The Corner

Martial Law in Iraq?

A Wall Street Journal report today says Iraq’s Interior Minister has raised the prospect of martial law in Iraq if the bombing attacks continue. This is not surprising, since no society can tolerate over the long run the kind of violence Iraq has suffered in recent months. I have long thought that once the Iraqis have the chance, they’ll be much tougher in cracking down on the insurgency than we have been. Here, for example, is what former Iraqi Governing Council member Younadem Kana, an Assyrian Christian, told NRO’s Meghan Clyne a few weeks ago: “If Iraqis are upset with the American troops, it’s mostly because they are very nice — too nice — with these criminals, dealing with them as prisoners of war. But they are not prisoners of war, they are criminals; they are killers.
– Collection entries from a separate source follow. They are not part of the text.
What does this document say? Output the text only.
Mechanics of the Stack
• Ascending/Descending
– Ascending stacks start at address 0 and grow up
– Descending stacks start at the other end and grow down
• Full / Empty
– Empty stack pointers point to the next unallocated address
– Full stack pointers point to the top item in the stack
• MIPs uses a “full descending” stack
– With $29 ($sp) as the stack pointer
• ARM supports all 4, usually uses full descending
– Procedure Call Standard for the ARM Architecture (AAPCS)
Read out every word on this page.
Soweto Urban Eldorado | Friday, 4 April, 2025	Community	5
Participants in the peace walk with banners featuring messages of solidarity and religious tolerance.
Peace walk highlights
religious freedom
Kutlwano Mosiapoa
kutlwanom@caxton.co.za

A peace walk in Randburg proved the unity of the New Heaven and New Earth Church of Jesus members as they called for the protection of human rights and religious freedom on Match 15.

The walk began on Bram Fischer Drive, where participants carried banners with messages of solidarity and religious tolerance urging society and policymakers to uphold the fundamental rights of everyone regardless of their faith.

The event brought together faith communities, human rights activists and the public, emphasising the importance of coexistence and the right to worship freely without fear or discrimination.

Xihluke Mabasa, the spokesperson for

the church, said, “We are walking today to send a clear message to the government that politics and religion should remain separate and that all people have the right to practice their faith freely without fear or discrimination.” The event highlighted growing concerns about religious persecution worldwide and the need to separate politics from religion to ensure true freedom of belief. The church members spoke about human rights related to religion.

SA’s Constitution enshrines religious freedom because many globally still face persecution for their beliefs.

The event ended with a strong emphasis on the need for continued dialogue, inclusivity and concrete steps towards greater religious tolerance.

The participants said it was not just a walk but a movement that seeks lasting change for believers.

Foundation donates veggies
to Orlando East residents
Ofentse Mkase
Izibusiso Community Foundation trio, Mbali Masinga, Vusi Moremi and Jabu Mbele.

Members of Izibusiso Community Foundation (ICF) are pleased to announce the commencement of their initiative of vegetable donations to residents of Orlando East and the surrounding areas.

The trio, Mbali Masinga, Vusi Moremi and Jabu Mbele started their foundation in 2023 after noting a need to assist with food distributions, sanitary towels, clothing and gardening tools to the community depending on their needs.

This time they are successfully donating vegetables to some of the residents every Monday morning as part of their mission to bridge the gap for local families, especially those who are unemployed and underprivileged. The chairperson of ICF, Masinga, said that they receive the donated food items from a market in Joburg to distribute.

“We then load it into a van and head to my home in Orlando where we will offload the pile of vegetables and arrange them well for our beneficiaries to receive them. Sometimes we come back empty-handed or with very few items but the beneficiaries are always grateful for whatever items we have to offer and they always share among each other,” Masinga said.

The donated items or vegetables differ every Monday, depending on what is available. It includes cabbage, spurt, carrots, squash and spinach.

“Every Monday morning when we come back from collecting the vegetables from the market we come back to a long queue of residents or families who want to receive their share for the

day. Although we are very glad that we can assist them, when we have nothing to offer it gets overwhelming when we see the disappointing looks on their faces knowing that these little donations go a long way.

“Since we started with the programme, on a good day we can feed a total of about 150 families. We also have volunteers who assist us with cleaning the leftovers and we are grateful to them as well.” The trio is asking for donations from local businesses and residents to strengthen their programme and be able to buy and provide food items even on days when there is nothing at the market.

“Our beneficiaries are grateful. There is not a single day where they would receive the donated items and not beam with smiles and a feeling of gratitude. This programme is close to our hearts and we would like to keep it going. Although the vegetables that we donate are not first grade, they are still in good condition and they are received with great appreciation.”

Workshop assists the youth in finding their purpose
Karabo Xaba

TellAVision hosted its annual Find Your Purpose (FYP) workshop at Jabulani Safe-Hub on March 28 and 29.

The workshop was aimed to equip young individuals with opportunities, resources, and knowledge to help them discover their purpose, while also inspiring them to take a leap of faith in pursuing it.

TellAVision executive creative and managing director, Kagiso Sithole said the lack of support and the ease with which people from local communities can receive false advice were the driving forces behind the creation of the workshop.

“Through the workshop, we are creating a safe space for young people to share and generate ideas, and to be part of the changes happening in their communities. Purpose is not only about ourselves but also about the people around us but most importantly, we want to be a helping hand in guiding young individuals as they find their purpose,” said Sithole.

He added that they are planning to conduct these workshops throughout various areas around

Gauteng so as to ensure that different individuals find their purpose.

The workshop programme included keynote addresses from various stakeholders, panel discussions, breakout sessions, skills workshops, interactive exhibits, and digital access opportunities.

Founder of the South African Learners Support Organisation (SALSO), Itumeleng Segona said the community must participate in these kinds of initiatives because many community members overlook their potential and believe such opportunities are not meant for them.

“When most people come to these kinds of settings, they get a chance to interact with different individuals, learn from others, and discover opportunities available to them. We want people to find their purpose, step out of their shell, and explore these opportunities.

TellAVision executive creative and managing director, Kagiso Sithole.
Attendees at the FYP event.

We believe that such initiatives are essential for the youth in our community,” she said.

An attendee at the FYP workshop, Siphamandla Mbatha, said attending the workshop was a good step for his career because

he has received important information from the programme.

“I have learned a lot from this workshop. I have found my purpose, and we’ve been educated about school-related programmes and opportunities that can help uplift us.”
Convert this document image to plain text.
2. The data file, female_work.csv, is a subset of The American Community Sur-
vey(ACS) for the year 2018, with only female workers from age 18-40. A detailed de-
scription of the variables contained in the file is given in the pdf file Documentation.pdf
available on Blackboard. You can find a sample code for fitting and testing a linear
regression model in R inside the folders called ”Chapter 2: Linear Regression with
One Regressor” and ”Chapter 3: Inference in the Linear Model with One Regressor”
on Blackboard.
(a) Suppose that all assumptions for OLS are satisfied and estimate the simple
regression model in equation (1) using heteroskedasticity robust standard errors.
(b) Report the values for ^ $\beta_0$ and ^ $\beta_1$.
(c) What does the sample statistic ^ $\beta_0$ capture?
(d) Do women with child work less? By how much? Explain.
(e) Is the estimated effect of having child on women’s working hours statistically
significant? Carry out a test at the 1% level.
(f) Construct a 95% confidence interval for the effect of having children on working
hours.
But Geneva Convention rules put pressure on the Americans to be nice, and to take good care of them.” In the Journal report today, a U.S. official is quoted referring obliquely to the fact that Iraqis will be much less “nice” than Americans have been: “There are going to be Iraqi solutions to a lot of these problems and they will not necessarily be the solutions that we would have tried to use, but that is what sovereignty is about.” Martial law or similar measures will create embarrassment among some Wilsonian supporters of the war and prompt howls from the war’s critics, but security is the predicate for all other progress in Iraq. So long as a crackdown can be implemented without destroying the country’s democratic evolution, it will be a welcome development—certainly to Iraqis, if not to second-guessers here at home.